Hard things are done by those who can

An impasse over refugee aid does not justify the contempt of the wealthy for the poor.

(Source: Sme )

DO you know why young, fortunate people run marathons? Because in the unprecedented ease that they enjoy, they feel that something essential has been leached from life – a demand that they be better than they naturally are, and a striving to answer that call. Running allows them to experience that striving, that yearning that is at the core of Europe and that for centuries has animated its architecture, its art and its spiritual life. It’s a fundamental appeal: ask more of me, for I have so much to give.

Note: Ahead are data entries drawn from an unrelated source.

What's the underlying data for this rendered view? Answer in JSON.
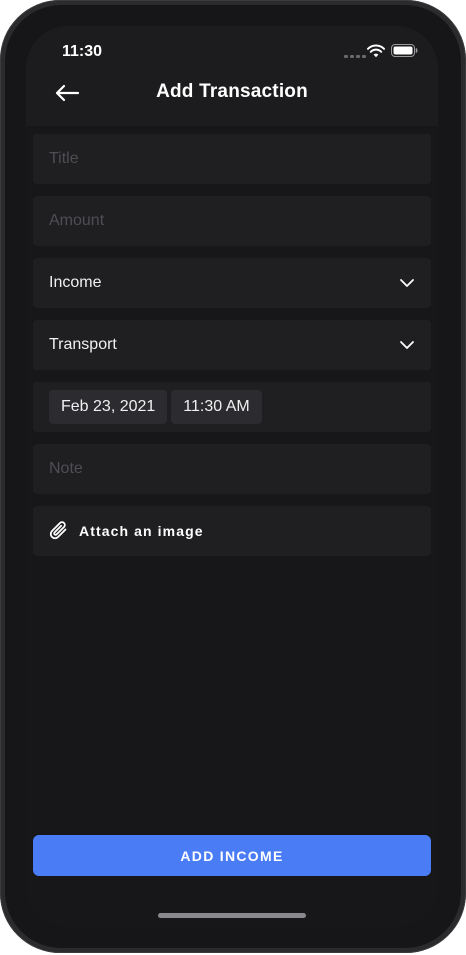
{
  "status_bar": {
    "time": "11:30",
    "icons": [
      "signal-icon",
      "wifi-icon",
      "battery-icon"
    ]
  },
  "header": {
    "back_icon": "arrow-left-icon",
    "title": "Add Transaction"
  },
  "form": {
    "title_placeholder": "Title",
    "amount_placeholder": "Amount",
    "type_select": {
      "value": "Income",
      "icon": "chevron-down-icon"
    },
    "category_select": {
      "value": "Transport",
      "icon": "chevron-down-icon"
    },
    "date": "Feb 23, 2021",
    "time": "11:30 AM",
    "note_placeholder": "Note",
    "attach": {
      "icon": "paperclip-icon",
      "label": "Attach an image"
    }
  },
  "submit": {
    "label": "ADD INCOME"
  },
  "colors": {
    "background": "#171719",
    "field": "#1f1f22",
    "accent": "#4a7cf6",
    "placeholder": "#4e4e53"
  }
}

But not everyone runs marathons; not everyone has this extra strength just waiting to be tapped. In fact, as running guru Timothy Noakes discovered, recreational runners tend to be white, educated, and above all relatively affluent. Not so many unemployed miners or Roma ghetto dwellers, let it be said, are lacing up their shoes for Košice 2015.

So too with our response to other, unexpected demands on our strength, such as that of the thousands of refugees who have poured into Europe this summer. The people who have clamoured for their succor, both within Slovakia and across Europe, simply have more to give. While those parading for border controls and deportation have been depicted, in this paper and others, as spiritually and financially deficient: lacking teeth or hair, say, or flourishing a middle finger under a frizz of crazy-lady hair.

Rarely has the gulf between Europe’s haves and have-nots been more irreconcilable. Central Europe’s rejection of refugee distribution quotas, and Hungary’s construction of a border fence, have been compared in the West to Nazi policies and derided as “stunning hypocrisy” given this region’s own history of emigration, and given its appetite for the financial benefits of EU membership. The experience of visiting refugee camps in Hungary has made these critics even more shrill: “Frankly, if you could see the scenes and listen to the stories, you would be moved to action,” said former British Foreign Minister David Miliband on visiting Greece. “In Europe today you have tens of thousands of people who have fled agony and have been greeted by inhumanity, and the response here has been shameful and misguided.”

We are at an impasse. Visiting Röszke is indeed a descent into horror at the deliberate neglect of people who need food, water and shelter. But nor do descriptions of their suffering have the power to move people who earn €400 a month at Kaufland, and who themselves have been embittered by unrealized dreams.

So let us cease this ‘refugee shaming’ of each other; let those among us with the capacity to help simply do so, according to the adage: Who must do the hard things? He who can.